Japanese spoken language and sign language are very different in structure. The aim is to teach the students to break away from their source language and so they can learn how to interpret into their target language. They are first taught how to converse in Japanese Sign Language, before they are taught how to interpret in the second year.
For the students to understand the different structure of the language we have taken a comic from the English training programme. This comic will assist in learning how to construct language. We show this story told by a native speaker of Japanese and by a Japanese signer.
There are several differences. Differences at the discourse level:
- such as the incorporation of the time aspect
- action chain + referential shift
I ask them first to write down sign by sign and then they see that this is a very different structure from Japanese Sign Language. We then continue to really see the text as a whole and try to put the structure into correct spoken Japanese.
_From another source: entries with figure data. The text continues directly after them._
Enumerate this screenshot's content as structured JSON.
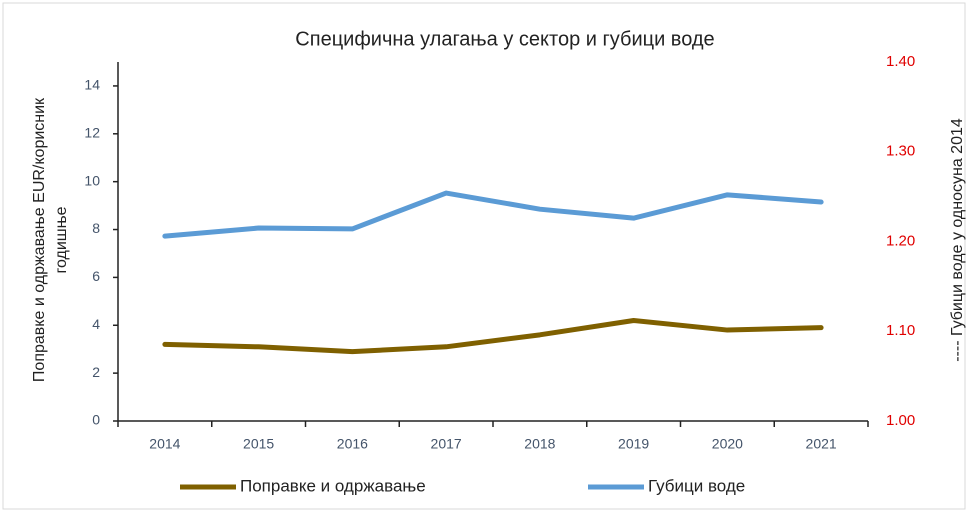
{
  "chart_data": {
    "type": "line",
    "title": "Специфична улагања  у сектор  и губици воде",
    "y_label": [
      "Поправке и одржавање EUR/корисник",
      "годишње"
    ],
    "y2_label": "---- Губици воде у односуна 2014",
    "categories": [
      "2014",
      "2015",
      "2016",
      "2017",
      "2018",
      "2019",
      "2020",
      "2021"
    ],
    "series": [
      {
        "name": "Поправке и одржавање",
        "color": "#7f6000",
        "values": [
          3.2,
          3.1,
          2.9,
          3.1,
          3.6,
          4.2,
          3.8,
          3.9
        ]
      },
      {
        "name": "Губици воде",
        "color": "#5b9bd5",
        "axis": "y2",
        "values": [
          1.206,
          1.215,
          1.214,
          1.254,
          1.236,
          1.226,
          1.252,
          1.244
        ]
      }
    ],
    "ylim": [
      0,
      15
    ],
    "yticks": [
      0,
      2,
      4,
      6,
      8,
      10,
      12,
      14
    ],
    "y2lim": [
      1.0,
      1.4
    ],
    "y2ticks": [
      {
        "value": 1.0,
        "label": "1.00"
      },
      {
        "value": 1.1,
        "label": "1.10"
      },
      {
        "value": 1.2,
        "label": "1.20"
      },
      {
        "value": 1.3,
        "label": "1.30"
      },
      {
        "value": 1.4,
        "label": "1.40"
      }
    ],
    "legend": "bottom"
  }
}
Only when they see this structure and realise the difference, they then know how to interpret better.
There are six main characteristics that are different between the two languages, I will discuss four of them here:
- Presenting two opposites
- Explaining the situation
- Action chain
- Explaining the state
Now when teaching interpreting from Japanese to JSL, we first start at the sentence level and not at the discourse level. The presenters give several examples of the sentence structures. After the sentence level training, we train the discourse level. For example, we give the students a newspaper article. They must read this, put the article away and then sign the article in JSL.
In Japan discourse level training is not yet fully in place. But from the students we learn what their problems are in understanding the structure of JSL.